Mais ces quelques derniers jours donnaient des indices de basculement. Déjà, le comportement des membres du clan qui dilapidaient le pays commençaient eux mêmes à montrer une forme de peur, chose qui n'existait pas auparavant. Je crois que Mohamed Bouazizi, peu importe comment on interprète son geste - héroïque de toute façon et à mon avis - a été certainement le premier déclic du début de la fin d'une peur, ou du début d'un courage.
Donc il faut aller jusqu'au bout et être solidaires. C'est cette solidarité qui prend forme de jour en jour, qui a donné réellement le ton. Bref, il ne faut plus avoir peur.
Bien entendu, le mérite revient en premier lieu aux populations des régions intérieures, qui n'avaient plus rien à perdre vu leur misère indescriptible. Bien sûr, il y avait les jeunes qui ont été pour beaucoup dans cette situation. Ils ont été l'expression du mal de vivre interminable de leurs parents, accablés de dettes et désespérés. Ils étaient dans un système très bien ficelé pour qu'ils demeurent coincés, muets et appeurés, et dans un semblant de confort et de consommation.
Ces jeunes avaient déjà commencé bien avant Sidi Bouzid et autres régions, dans les stades de foot où les slogans dépassaient de loin l'enjeu et l'importance de la confrontation. D'ailleurs les résultats importaient peu, ils dénonçaient et provoquaient l'état et la police, et tout le système qui n'a pas saisi le message et ce même message a fini par aller beaucoup plus loin sur Facebook. C'était là l'ouverture la plus remarquable des jeunes et le clin d'oeil pour ce qui suivit.
Quand avez-vous compris que la révolution était inéluctable ?

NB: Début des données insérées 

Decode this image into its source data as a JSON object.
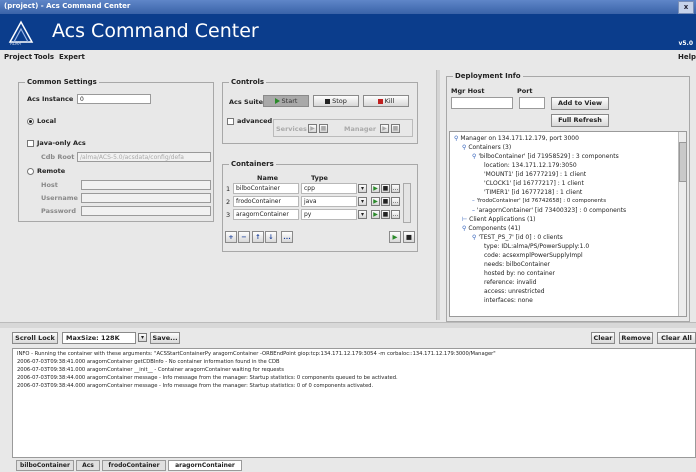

Avant la fin de l'année quand les Tunisiens commençaient à sortir dans les rues et à manifester, phénomène qui n'avait pas eu lieu depuis une dizaine d'années au moins. Les participations étaient de plus en plus grandes à travers toute la Tunisie, même si au départ ces manifestations ont été éparpillées et étouffées par un régime policier extrêmement efficace.
Comment avez vous appris la fuite de Ben Ali, et quelle a été votre réaction ?
J'ai vécu un moment tellement magique, les choses se bousculaient tellement vite, cela annonçait la fin d'un régime. Le temps alloué à ce moment, quand et comment, était donc sans importance mais la fin était inévitable.
Je n'ai pas été surpris, mais j'ai eu beaucoup d'émotions heureuses. Son départ fut l'aboutissement, l'achèvement de toute cette histoire douloureuse, dangereuse, mais belle. Je ne sais pas si c'est comme cela pour les autres, mais pour moi le plus important c'était la Tunisie, et que son départ de Tunisie était certainement une excellente chose, vu qu'il nous a épargné par cela encore beaucoup de massacres. La page est tournée, même si Ben Ali n'était pas la personne la plus haïe par rapport au reste de la famille et des membres du gouvernement, et d'autres mafieux qui ont profité de ce système.
Bien entendu, c'est une situation unique et toute nouvelle en Tunisie où le peuple a vécu toujours avec un "père", appellation ridicule qui a toujours fait croire aux Tunisiens et Tunisiennes qu'ils ne sont jamais assez murs et responsables pour être décideurs.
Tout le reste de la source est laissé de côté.